Tuesday, August 12, 2008

Crude Oil Falls Again - Market Rallies

Oil prices continued their fall on Monday as crude oil traded at a three month low before moving up fractionally but still finishing down for the day. The drop was caused by the strengthening U.S. dollar and data that revealed that China's energy demand could be stalling.

Peter Beutel, president of the energy risk management firm Cameron Hanover, wrote in a research note that investors appear to be selling commodities to get back into stocks. Beutel noted in his note that crude oil open interest has dropped by more than 100,000 contracts since the record high in mid-July.

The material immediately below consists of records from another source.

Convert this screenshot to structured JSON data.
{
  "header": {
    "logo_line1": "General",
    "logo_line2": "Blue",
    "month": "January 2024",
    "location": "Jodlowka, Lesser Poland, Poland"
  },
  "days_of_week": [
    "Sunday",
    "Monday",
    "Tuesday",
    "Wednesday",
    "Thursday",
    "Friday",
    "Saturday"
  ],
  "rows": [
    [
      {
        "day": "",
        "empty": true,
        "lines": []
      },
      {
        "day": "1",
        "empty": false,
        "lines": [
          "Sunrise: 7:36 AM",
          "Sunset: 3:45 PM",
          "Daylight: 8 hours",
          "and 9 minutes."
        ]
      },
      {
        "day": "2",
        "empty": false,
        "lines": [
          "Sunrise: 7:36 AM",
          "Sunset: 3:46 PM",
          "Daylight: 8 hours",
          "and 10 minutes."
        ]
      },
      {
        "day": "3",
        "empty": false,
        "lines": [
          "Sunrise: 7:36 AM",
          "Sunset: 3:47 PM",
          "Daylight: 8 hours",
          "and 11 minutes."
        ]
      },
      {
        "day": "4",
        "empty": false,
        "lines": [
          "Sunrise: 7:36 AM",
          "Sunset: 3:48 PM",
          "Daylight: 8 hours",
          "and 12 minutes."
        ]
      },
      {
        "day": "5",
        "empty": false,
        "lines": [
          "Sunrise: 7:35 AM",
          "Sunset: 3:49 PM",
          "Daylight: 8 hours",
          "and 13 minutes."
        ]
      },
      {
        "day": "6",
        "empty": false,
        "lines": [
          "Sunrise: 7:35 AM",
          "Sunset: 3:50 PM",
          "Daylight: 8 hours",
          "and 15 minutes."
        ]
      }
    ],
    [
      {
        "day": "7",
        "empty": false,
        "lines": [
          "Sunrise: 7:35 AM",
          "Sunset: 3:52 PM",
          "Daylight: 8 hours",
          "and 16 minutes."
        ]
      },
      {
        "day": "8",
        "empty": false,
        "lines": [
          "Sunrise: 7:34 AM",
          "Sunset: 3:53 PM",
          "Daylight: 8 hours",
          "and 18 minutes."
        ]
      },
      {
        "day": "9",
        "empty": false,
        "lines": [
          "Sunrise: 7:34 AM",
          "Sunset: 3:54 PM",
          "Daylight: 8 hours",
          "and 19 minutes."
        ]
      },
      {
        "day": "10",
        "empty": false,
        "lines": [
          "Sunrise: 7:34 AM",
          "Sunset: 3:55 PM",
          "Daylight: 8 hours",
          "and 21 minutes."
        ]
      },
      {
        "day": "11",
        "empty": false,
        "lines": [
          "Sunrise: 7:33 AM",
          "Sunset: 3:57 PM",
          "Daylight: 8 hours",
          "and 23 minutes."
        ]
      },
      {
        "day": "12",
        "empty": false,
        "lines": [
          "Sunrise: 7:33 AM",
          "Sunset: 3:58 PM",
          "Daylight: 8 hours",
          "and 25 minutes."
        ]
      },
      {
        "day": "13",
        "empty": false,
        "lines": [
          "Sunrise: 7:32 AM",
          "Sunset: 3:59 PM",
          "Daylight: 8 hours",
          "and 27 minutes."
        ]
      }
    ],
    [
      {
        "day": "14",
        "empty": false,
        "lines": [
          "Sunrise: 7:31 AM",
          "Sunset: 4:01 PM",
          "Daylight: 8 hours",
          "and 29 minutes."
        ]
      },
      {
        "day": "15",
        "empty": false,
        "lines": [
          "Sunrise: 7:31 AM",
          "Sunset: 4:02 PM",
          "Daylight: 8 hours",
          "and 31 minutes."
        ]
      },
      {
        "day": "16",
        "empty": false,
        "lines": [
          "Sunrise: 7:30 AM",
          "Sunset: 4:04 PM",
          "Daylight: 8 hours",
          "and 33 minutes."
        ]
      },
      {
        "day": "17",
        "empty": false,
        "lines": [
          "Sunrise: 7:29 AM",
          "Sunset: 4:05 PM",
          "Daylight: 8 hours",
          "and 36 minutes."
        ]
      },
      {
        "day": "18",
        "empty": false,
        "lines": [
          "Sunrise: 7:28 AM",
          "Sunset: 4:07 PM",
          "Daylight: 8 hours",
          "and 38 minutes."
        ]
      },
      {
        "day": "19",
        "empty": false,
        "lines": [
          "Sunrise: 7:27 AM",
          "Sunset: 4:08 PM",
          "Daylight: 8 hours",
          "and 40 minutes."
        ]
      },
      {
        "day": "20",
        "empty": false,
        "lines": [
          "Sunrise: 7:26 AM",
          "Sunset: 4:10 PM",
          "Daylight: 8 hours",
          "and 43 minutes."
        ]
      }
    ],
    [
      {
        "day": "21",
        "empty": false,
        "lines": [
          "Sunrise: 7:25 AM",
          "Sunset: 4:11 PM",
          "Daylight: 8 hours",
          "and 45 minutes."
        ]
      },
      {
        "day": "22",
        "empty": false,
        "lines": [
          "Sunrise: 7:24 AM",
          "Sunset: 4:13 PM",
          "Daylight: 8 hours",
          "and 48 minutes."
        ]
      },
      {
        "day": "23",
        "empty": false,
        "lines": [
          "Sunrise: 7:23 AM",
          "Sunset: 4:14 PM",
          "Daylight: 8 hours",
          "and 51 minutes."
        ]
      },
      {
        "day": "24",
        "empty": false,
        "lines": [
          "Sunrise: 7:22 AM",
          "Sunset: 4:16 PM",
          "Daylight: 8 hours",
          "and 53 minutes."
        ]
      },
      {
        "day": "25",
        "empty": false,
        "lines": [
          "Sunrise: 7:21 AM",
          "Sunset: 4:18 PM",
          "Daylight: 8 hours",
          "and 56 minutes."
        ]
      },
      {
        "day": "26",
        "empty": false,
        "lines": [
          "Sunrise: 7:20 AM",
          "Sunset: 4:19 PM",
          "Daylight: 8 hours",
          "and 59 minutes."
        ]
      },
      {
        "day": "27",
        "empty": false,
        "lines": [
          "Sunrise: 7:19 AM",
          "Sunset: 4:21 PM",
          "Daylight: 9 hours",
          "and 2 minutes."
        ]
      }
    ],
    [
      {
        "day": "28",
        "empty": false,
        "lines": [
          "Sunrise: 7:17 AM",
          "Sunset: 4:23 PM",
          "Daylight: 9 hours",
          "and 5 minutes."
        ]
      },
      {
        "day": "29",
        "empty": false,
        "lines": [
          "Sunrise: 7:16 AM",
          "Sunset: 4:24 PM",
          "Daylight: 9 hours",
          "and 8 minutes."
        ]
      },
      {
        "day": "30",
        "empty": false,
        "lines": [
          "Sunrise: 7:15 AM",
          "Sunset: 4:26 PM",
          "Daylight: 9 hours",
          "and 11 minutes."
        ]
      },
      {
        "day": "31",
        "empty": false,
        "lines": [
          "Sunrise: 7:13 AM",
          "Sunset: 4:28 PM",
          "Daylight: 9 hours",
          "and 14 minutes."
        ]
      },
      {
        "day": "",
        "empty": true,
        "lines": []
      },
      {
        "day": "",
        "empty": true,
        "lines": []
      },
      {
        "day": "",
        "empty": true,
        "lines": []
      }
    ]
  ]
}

In Monday's oil trading, the military conflict between Georgia and Russia set the tone on supply worries, and oil rose in response. Later, the rallying dollar continued to push oil prices lower. The big news though was a report that stated that China's crude oil imports are down 7% year over year. As the market took in the report, oil dropped. We have all heard about the continued demand and growth in emerging markets, and this maybe just a hiccup, but did the high price of oil force the demand lower in emerging countries? This is a question investors continue to ask themselves.

On the stock market, the Dow finished up 48.03 (0.41%) at 11,782.35. The S&P 500 index rose 9.00 (0.69%) to 1,305.32. The NASDAQ rose 25.85 (1.07%) to 2,439.95,

The market moved higher on the fall in oil prices before slowing down after the Fed reported on the credit situation. The report showed a strained credit market. About 75% of the banks in July had increased requirements for prime mortgages which was up from about 60% in April according to the report.

This essentially means that lending institutions (banks) are being bit more cautious when they underwrite debt. They are trying to be conservative with their capital for the first time in years.

The positive for the banks though is that they have a huge supply of money to lend at very low interest rates. The spread between the short and long term rate is rather substantial, so the banks make more and more money. They just want to be sure that they are not caught napping on debts/mortgages going forward.